After placing a host of mid-sized public sector banks under the ‘prompt corrective action’ (PCA) framework due to their weak balance sheets, the Reserve Bank of India now seems to have turned its gaze on large banks.
The Bank of India (BoI), in a stock exchange notice, said the RBI had placed it under the PCA framework, following an on-site inspection under the Risk Based Supervision Model carried out for year ended March 2017, and the report issued thereof.
“This (action) is in view of high net NPA, insufficient CET1 Capital and negative ROA for two consequent years. This action will contribute to the overall improvement in risk management, asset quality, profitability, efficiency, etc of the bank,” BoI said.
As of March-end 2017, BoI had net non-performing assets (NNPA) of 6.90 per cent; common equity tier (CET) - tier I capital of 7.17 per cent; and return on average assets (RoAA) of -0.24 per cent (in FY17) and -0.94 per cent (in FY16).
However, since then, there has been improvement in two of the aforementioned parameters — the NNPA position has improved to 6.47 per cent and CET-I nudged up to 7.21 per cent as of September-end 2017. Information on RoAA was not readily available.
According to the RBI’s revised PCA framework, banks with weak balance sheets may be subject to, among other things, resolution processes such as amalgamation, reconstruction, winding up, or mandatory actions such as restriction on management compensation and directors’ fees.

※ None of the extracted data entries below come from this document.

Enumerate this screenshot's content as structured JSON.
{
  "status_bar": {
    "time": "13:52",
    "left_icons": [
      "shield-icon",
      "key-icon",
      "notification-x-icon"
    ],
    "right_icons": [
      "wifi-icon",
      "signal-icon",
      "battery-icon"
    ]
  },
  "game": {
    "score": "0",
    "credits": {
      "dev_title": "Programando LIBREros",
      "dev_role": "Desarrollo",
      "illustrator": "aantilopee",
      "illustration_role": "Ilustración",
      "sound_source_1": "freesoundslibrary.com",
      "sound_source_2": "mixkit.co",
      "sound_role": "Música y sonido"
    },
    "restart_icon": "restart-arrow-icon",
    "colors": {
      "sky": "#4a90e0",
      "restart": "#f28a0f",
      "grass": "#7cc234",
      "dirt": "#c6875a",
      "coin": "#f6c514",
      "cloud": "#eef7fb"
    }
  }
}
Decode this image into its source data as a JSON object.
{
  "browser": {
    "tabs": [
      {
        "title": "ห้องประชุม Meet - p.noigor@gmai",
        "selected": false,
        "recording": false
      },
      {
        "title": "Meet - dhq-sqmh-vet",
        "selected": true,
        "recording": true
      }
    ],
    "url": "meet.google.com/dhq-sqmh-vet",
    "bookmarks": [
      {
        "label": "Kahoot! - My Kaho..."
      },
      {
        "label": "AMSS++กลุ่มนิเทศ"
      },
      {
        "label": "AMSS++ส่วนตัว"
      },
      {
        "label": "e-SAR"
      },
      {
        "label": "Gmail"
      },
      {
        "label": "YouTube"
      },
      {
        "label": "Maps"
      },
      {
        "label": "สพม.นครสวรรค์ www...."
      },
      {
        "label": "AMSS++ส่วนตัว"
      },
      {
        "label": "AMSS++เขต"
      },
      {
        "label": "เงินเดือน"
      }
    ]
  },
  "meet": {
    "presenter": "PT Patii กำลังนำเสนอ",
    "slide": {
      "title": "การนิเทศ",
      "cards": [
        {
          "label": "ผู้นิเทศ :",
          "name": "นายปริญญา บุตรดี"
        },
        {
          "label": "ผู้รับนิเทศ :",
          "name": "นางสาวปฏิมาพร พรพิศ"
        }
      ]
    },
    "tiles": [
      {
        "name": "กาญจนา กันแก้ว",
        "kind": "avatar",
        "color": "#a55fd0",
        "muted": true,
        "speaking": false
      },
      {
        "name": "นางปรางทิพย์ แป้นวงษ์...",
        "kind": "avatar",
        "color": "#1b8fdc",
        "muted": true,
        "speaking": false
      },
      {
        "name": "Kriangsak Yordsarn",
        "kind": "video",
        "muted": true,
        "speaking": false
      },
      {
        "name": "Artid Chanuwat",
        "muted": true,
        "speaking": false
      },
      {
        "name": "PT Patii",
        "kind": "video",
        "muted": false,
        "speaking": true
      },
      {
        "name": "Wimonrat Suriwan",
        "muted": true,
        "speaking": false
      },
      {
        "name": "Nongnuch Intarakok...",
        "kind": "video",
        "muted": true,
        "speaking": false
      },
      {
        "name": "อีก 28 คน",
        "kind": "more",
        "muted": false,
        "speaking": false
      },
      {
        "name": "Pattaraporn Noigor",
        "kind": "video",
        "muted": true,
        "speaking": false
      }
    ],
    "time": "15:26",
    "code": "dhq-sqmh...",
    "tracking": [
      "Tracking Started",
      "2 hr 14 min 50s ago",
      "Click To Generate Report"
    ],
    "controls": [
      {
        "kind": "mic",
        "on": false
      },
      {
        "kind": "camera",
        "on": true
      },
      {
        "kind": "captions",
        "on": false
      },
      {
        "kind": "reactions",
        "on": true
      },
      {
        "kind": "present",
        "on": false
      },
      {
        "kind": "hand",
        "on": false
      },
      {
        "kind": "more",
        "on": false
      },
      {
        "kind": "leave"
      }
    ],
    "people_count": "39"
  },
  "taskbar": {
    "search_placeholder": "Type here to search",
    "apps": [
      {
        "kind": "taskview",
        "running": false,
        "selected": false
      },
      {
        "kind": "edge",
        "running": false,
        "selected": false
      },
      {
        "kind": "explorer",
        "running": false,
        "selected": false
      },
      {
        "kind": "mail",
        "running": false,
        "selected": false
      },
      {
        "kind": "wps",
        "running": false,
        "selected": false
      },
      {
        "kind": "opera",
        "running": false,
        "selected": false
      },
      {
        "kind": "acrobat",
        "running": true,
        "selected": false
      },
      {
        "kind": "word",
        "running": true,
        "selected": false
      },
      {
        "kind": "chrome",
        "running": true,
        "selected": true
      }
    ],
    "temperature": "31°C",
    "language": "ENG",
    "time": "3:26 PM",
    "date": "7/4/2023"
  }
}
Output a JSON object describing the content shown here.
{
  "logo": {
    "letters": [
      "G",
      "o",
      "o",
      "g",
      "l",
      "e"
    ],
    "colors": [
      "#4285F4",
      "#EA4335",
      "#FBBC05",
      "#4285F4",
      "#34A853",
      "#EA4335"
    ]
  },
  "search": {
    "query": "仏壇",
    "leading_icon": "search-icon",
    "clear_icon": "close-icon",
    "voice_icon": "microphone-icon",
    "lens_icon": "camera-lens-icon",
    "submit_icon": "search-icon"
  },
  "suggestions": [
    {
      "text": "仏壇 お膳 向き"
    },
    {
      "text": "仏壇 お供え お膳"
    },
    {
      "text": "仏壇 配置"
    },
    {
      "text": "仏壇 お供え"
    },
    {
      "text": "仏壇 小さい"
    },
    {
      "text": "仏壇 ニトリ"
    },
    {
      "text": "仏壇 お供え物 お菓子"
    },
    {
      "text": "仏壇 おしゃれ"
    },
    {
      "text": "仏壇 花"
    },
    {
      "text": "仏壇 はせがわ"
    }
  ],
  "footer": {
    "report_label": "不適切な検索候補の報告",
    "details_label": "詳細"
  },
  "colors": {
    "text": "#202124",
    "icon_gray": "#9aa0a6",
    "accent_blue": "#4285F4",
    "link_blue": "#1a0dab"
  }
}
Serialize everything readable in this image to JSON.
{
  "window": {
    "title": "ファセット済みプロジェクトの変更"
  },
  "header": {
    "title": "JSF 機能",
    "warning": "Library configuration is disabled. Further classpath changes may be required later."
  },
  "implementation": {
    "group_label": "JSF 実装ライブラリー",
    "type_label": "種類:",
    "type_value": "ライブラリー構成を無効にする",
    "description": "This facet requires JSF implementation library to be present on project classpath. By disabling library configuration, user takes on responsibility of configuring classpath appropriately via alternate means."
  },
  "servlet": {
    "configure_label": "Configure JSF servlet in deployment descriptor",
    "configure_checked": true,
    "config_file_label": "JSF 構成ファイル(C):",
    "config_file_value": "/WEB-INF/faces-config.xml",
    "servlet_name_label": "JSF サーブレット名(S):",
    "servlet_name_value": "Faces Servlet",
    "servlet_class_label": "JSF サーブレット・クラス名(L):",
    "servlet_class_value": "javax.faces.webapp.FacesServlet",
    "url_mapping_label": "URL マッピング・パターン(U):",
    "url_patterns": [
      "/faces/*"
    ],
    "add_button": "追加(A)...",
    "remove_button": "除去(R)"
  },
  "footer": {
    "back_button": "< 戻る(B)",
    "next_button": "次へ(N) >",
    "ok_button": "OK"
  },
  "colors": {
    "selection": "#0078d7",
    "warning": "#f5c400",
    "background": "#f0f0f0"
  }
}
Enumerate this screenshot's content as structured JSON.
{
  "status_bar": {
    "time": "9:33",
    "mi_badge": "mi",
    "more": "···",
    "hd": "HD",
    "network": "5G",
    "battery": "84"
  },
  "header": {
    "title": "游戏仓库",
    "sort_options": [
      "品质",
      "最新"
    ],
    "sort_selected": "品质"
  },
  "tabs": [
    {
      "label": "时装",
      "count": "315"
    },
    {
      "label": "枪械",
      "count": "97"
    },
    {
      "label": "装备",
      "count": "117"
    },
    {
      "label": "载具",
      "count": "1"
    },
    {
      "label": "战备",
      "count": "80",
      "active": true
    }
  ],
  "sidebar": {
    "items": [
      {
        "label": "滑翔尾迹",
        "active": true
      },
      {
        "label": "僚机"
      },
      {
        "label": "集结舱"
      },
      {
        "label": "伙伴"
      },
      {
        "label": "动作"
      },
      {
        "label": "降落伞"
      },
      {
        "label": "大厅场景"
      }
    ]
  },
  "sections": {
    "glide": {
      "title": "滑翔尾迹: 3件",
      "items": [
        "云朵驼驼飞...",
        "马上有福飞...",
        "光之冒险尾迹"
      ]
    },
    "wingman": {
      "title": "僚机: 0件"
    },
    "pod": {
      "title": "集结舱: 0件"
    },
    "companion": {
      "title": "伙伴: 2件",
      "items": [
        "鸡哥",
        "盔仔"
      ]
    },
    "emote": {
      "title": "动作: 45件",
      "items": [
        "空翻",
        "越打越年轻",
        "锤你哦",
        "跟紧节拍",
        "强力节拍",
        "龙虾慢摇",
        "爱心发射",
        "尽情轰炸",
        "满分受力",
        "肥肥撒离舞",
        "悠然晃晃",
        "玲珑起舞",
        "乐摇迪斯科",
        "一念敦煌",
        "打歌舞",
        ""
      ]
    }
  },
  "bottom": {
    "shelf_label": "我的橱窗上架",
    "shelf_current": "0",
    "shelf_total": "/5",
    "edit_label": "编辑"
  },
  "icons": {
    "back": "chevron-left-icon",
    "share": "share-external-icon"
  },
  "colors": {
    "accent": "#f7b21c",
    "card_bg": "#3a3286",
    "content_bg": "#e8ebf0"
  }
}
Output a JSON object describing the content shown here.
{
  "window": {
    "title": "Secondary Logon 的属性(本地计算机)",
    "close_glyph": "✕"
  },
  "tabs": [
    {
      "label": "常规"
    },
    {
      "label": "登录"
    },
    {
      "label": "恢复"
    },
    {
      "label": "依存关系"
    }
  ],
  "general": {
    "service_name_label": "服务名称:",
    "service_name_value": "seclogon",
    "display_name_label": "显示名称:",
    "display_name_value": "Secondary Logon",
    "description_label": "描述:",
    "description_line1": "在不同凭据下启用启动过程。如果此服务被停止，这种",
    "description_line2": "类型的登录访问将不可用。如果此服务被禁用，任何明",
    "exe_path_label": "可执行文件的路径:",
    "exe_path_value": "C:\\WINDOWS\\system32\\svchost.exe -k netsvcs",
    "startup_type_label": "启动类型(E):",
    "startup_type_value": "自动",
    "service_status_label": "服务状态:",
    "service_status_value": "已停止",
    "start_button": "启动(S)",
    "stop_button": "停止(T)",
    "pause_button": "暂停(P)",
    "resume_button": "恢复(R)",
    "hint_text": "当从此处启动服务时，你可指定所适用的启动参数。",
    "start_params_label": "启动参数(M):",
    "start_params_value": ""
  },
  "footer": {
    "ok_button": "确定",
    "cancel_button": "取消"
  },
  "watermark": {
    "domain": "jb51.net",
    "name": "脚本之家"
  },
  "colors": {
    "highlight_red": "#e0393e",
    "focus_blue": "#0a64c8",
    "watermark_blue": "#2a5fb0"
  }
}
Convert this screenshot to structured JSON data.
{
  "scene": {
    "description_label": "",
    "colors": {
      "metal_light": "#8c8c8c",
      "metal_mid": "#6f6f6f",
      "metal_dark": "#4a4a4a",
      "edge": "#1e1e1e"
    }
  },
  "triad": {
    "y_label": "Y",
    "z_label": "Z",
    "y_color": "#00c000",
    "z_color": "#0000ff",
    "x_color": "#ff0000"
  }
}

Besides taking mandatory actions when they breach key risk thresholds within the indicators relating to areas such as capital, asset quality, profitability, and leverage, weak banks will also be subject to discretionary actions related, among others, to strategy, governance, capital, credit/ market risk, HR, profitability, operations and go through special supervisory interactions.
Dinabandhu Mohapatra, MD & CEO, BoI said “Our financial results Q1 (net profit: ₹88 crore) and Q2 (net profit: ₹179 crore) were good. RBI’s action is based on inspection for FY17 and on that basis they have taken a view on certain big accounts, which is not bank-specific but industry-specific. In none of these accounts are we the leader (consortium). So, for those accounts, a view will be taken (by RBI) for all banks in the course of time.”
He underscored that in the last six months the bank has already re-balanced its asset book in favour of retail, SME and agriculture.
“We have brought down our corporate book from 52 per cent to 48 per cent (of the overall loan book). Since we have increased our NPA provision to 65 per cent, our net non-performing assets (ratio) is only 6.4 per cent.
“Given the kind of re-balancing we have done in our asset book, the kind of control on slippages (both in terms of percentage and amount), and growth in retail and agriculture, etc, we have achieved, we are already on the right course,” said Mohapatra.
Other PSBs placed under PCA so far include Indian Overseas Bank, Dena Bank, Corporation Bank, Central Bank of India, IDBI Bank, UCO Bank, United Bank of India, Bank of Maharashtra and Oriental Bank of Commerce.
Meanwhile, United Bank of India on Wednesday said the RBI has prescribed certain additional actions under PCA in view of high NNPA, low leverage ratio and requirement to raise capital based on the assessment of the bank’s position as on March 31, 2017.
“The action points focus on profit retention, capital augmentation, provision coverage, diversification of credit portfolio, rationalisation of expansion and cost control and are well complimenting the steps already taken by the management in these directions,” the bank said in a stock exchange notice.
Fitch Ratings has said that more than half the country’s state-owned banks would breach at least one of the four thresholds specified by the RBI’s PCA framework, mainly owing to high NNPAs.
The credit rating agency felt that the RBI may use the PCA framework to identify weak banks as candidates for mergers.